Manchester City a ainsi affirmé, dans des e-mails internes, publiés lors des « Football Leaks », qu’il serait prêt à investir « 30 millions de livres sterling [36 millions d’euros] pour recruter les cinquante meilleurs avocats » pour contester la décision devant les instances européennes.
« Cette décision ne relève pas de la justice, mais de la politique, avait accusé Ferran Soriano, le directeur général du club, dans une vidéo diffusée sur son site. Il est clair qu’on n’a pas bénéficié d’un processus équitable. »
La direction de Manchester City ayant refusé de publier des réponses précises aux accusations, l’UEFA, qui n’avait pas publié le détail de son jugement, a expliqué pour sa part qu’elle avait considéré que le club n’avait « pas coopéré ».
L’enquête et le jugement avaient été portés par deux organismes semi-indépendants – la chambre d’investigation et la chambre d’adjudication de l’Instance de contrôle financier des clubs (ICFC) – constitués de personnalités sérieuses : l’ancien premier ministre belge Yves Leterme et José Narciso da Cunha Rodrigues, un ancien procureur général du Portugal.
S’il a annulé la sanction sportive voulue par l’UEFA, le TAS a imposé une amende de 10 millions d’euros à Manchester City pour ne pas avoir coopéré avec les enquêteurs.
Le fair-play financier remis en cause ?
Manchester City avait déjà senti le vent du boulet en 2014 mais, comme les « Football Leaks » l’ont révélé, le club avait alors négocié avec les dirigeants de l’UEFA une « remise », avec une amende réduite de 60 à 20 millions d’euros, et quelques arrangements sur le sponsoring.
La décision du TAS est-elle de nature à remettre en cause le fair-play financier ou, pour le moins, la façon dont son application peut être contrôlée ? En réaction à cette annonce, lundi, l’UEFA s’est bornée à rappeler que « le fair-play financier a joué un rôle significatif ces dernières années pour protéger les clubs et les aider à devenir plus solides durablement au plan financier » et qu’elle demeure « attachée à ses principes ».
Le PSG avait lui aussi échappé en mars 2019 aux sanctions qu’aurait voulu lui imposer l’instance européenne du football pour des montants contestés de différents accords de sponsoring provenant du Qatar.
Le club français avait obtenu gain de cause auprès du TAS qui avait écarté la décision de l’UEFA de rouvrir, à travers sa chambre de jugement de l’ICFC, un dossier que… la chambre d’instruction de l’ICFC avait décidé de clore en juin 2018. Parallèlement, le PSG avait toutefois accepté que le montant enregistré de ses contrats des sponsoring soient dévalués.
Si Manchester City a tourné la page du TAS, le club n’en n’a toutefois pas encore totalement fini avec les enquêtes sur ses revenus.
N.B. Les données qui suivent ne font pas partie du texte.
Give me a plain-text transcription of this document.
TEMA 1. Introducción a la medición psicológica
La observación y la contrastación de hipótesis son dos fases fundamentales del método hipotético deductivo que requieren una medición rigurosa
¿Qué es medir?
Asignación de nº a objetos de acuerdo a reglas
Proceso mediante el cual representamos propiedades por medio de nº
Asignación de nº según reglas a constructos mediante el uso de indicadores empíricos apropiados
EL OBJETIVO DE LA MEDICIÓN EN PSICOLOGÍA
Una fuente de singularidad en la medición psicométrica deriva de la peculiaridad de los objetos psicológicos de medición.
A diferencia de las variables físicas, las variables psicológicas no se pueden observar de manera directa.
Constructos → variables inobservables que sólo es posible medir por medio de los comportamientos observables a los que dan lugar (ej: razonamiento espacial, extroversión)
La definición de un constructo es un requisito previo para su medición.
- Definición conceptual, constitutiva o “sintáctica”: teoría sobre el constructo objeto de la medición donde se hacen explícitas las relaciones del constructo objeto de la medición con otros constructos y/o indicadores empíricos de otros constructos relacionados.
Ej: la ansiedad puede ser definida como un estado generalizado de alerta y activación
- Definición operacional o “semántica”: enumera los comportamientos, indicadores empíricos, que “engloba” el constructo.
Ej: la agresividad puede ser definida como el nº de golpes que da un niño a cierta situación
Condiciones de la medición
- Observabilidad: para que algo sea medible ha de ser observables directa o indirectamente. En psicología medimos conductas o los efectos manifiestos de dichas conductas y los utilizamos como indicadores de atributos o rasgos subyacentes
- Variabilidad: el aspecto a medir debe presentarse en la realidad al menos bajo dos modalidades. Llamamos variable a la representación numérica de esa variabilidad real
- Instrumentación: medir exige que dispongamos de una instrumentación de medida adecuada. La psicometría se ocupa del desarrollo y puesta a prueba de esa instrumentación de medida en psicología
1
La Premier League, la structure qui gère le championnat national anglais de première division, a lancé sa propre enquête en mars 2019. Celle-ci porte sur les mêmes éléments que ceux visés par l’UEFA, ainsi que sur le recrutement de jeunes joueurs et la tierce propriété de joueurs (la vente par un club d’une partie des droits économiques d’un joueur à un tiers).